Vivienne Westwood is due to pay HM Revenue & Customs for owed £350,000 taxes for selling clothing outside of agreed markets. According to the Telegraph, the oversight has led to her UK company paying a £3m exceptional payment to its Luxembourg-based parent that has had the effect of reducing the UK firm's corporation tax liabilities for 2010 by £840,000.
Famed for her towering heels and punk aesthetic, Ms Westwood's UK business sold the rights to her trademarks to Luxembourg- based Latimo, which she controls, for £840,000 in 2002.
However, the taxman examined the deal and argued that Ms Westwood had been doing herself a disservice.
After a negotiation, the two sides ultimately agreed that her trademarks were worth more than double that amount. The £2m valuation triggered an additional tax bill of £348,463 plus interest of £144,112, which fell due in 2009.
Vivienne Westwood Italy's legal and corporate affairs director, Giorgio Ravasio, said the original 2002 licensing deal only allowed Vivienne Westwood Limited (VWL) to sell its trademarked wares to Japan.
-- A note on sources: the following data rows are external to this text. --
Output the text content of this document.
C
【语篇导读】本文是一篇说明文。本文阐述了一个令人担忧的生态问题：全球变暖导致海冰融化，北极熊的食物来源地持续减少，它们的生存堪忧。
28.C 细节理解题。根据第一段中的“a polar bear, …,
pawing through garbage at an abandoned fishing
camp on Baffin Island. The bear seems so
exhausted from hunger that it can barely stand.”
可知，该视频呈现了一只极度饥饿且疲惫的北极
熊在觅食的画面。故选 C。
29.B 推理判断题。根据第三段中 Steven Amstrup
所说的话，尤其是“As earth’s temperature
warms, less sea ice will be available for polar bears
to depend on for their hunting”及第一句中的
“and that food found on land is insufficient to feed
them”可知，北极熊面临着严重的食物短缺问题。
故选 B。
He said the trademarks had been independently valued and that profits from the trademarks had subsequently "exceeded expectations".
Mr Ravasio added that the license arrangement with Latimo had come up for renewal in 2010 and this was when the discrepancy with Westwood's UK sales had been spotted.
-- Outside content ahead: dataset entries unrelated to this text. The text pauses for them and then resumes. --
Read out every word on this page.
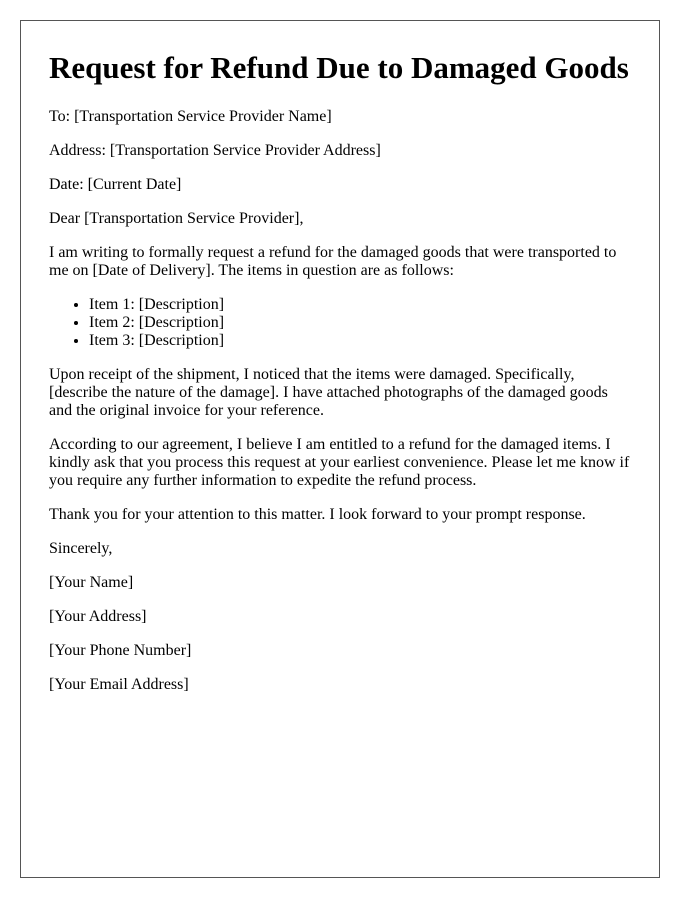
Request for Refund Due to Damaged Goods

To: [Transportation Service Provider Name]

Address: [Transportation Service Provider Address]

Date: [Current Date]

Dear [Transportation Service Provider],

I am writing to formally request a refund for the damaged goods that were transported to me on [Date of Delivery]. The items in question are as follows:

• Item 1: [Description]
• Item 2: [Description]
• Item 3: [Description]

Upon receipt of the shipment, I noticed that the items were damaged. Specifically, [describe the nature of the damage]. I have attached photographs of the damaged goods and the original invoice for your reference.

According to our agreement, I believe I am entitled to a refund for the damaged items. I kindly ask that you process this request at your earliest convenience. Please let me know if you require any further information to expedite the refund process.

Thank you for your attention to this matter. I look forward to your prompt response.

Sincerely,

[Your Name]

[Your Address]

[Your Phone Number]

[Your Email Address]
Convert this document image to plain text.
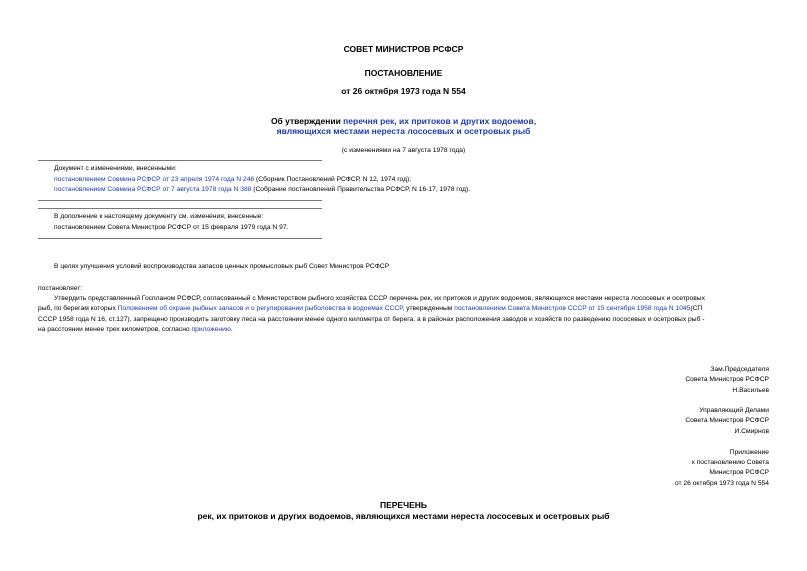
СОВЕТ МИНИСТРОВ РСФСР
ПОСТАНОВЛЕНИЕ
от 26 октября 1973 года N 554
Об утверждении перечня рек, их притоков и других водоемов,
являющихся местами нереста лососевых и осетровых рыб
(с изменениями на 7 августа 1978 года)
Документ с изменениями, внесенными:
постановлением Совмина РСФСР от 23 апреля 1974 года N 246 (Сборник Постановлений РСФСР, N 12, 1974 год);
постановлением Совмина РСФСР от 7 августа 1978 года N 388 (Собрание постановлений Правительства РСФСР, N 16-17, 1978 год).
В дополнение к настоящему документу см. изменения, внесенные:
постановлением Совета Министров РСФСР от 15 февраля 1979 года N 97.
В целях улучшения условий воспроизводства запасов ценных промысловых рыб Совет Министров РСФСР
постановляет:
Утвердить представленный Госпланом РСФСР, согласованный с Министерством рыбного хозяйства СССР перечень рек, их притоков и других водоемов, являющихся местами нереста лососевых и осетровых
рыб, по берегам которых Положением об охране рыбных запасов и о регулировании рыболовства в водоемах СССР, утвержденным постановлением Совета Министров СССР от 15 сентября 1958 года N 1045(СП
СССР 1958 года N 16, ст.127), запрещено производить заготовку леса на расстоянии менее одного километра от берега, а в районах расположения заводов и хозяйств по разведению лососевых и осетровых рыб -
на расстоянии менее трех километров, согласно приложению.
Зам.Председателя
Совета Министров РСФСР
Н.Васильев
Управляющий Делами
Совета Министров РСФСР
И.Смирнов
Приложение
к постановлению Совета
Министров РСФСР
от 26 октября 1973 года N 554
ПЕРЕЧЕНЬ
рек, их притоков и других водоемов, являющихся местами нереста лососевых и осетровых рыб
"It was recognized that VWL had in fact, also been selling certain trademarked collections in the UK and elsewhere," he said. "This was retrospectively rectified; an agreed sum of £3m to be paid to Latimo."
Mr Ravasio added: "There was no link between the payment to HMRC and the payment to Latimo."
Vivienne Westwood Limited made sales of £23.8m and employed 160 people across its design, production, retail and marketing operations at the end of 2010, with the highest paid director receiving £708,161 in pay and bonuses.
Westwood's acclaimed collections include Anglomania, and this autumn's Red Label, with its focus on 'Britishness'.